Smaller-scale platforms and those that have largely autonomous communities, whether that is their entire platform (like Discord or Reddit) or they are included as a component of a larger platform (like Facebook Groups) may also rely more heavily on human moderation. While the scale of larger forums requires detailed internal policies for maximally consistent replicability, smaller platforms may appropriately decide to retain more discretion as moderation is performed by a small number of insiders who have a deep understanding of the platform values and community. All of these contexts are also more likely to include idiosyncratic elements in their community guidelines that are less suited to off-the-shelf solutions, and are not resourced well enough to develop custom classifiers.
Lastly, some have raised philosophical objections to leaving something as intrinsically human as content moderation to automated means. Tarleton Gillespie, a pioneer of the academic study of content moderation, raises this in a 2020 paper, writing,
“Calling something hate speech [for example] is not an act of classification, that is either accurate or mistaken. It is a social and performative assertion that something should be treated as hate speech, and by implication, about what hate speech is.”

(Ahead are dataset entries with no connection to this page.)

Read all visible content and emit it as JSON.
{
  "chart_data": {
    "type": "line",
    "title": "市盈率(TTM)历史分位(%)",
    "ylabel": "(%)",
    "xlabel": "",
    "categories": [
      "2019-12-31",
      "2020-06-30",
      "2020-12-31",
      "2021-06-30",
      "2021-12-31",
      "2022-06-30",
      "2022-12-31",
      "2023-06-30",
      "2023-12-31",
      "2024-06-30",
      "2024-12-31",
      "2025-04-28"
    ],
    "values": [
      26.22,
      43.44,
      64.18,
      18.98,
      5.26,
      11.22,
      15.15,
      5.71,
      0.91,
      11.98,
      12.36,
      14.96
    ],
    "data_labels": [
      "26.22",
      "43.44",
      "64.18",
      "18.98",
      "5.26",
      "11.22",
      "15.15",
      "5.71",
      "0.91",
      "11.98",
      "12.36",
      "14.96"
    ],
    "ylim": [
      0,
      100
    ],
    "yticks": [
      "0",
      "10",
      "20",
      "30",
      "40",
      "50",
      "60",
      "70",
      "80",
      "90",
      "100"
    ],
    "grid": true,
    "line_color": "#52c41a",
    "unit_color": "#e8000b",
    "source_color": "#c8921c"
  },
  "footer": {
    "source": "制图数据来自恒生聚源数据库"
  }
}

However, he does not call for the complete exclusion of AI classifiers, but for these tools to “support” and not “supplant” human moderators.
Many of the weaknesses of AI for content moderation above have been described in a series of reports authored between 2017 and 2020. However, in the last few years, the relevant technologies have seen significant progress. The recent huge steps forward in large language models have facilitated the production of more easily fine-tuned and customizable classifiers for content moderation. Larger platforms have invested in improving their models in a variety of directions.
These years have also seen a proliferation of vendors (including Unitary) dedicated to developing more accurate content classification models and making them readily available to platforms of all types and sizes, sometimes even customizing the models for their clients’ context and platform. This includes significant strides in improving classifier performance with multiple languages, including low-resource languages. Social media sites relying on community moderation have rolled out more tools to help volunteer moderators, and third party tools have also emerged. With the speed of progress in this area, platforms will need to constantly re-evaluate their options to judge if they are making best use of the content classifier technology that is now available.
Even as AI tools for moderation and other aspects of trust and safety work improve and platforms increasingly adopt them, it is clear that humans will never be eliminated from the process of policy development and that human review will still play an important role, for practical and regulatory compliance purposes—and for values-led reasons too. It is easy to think of user-generated content as a low-stakes area when compared with the AI application categories that are typically defined as high-risk, like healthcare, hiring and criminal justice. However, many people depend on online platforms for their livelihood, and political speech and human connection are foundational to our societies. For this reason, those implementing any level of automated decision making into their processes should consider incorporating responsible AI principles, such as transparency, accountability and inclusivity into their ethical impact planning.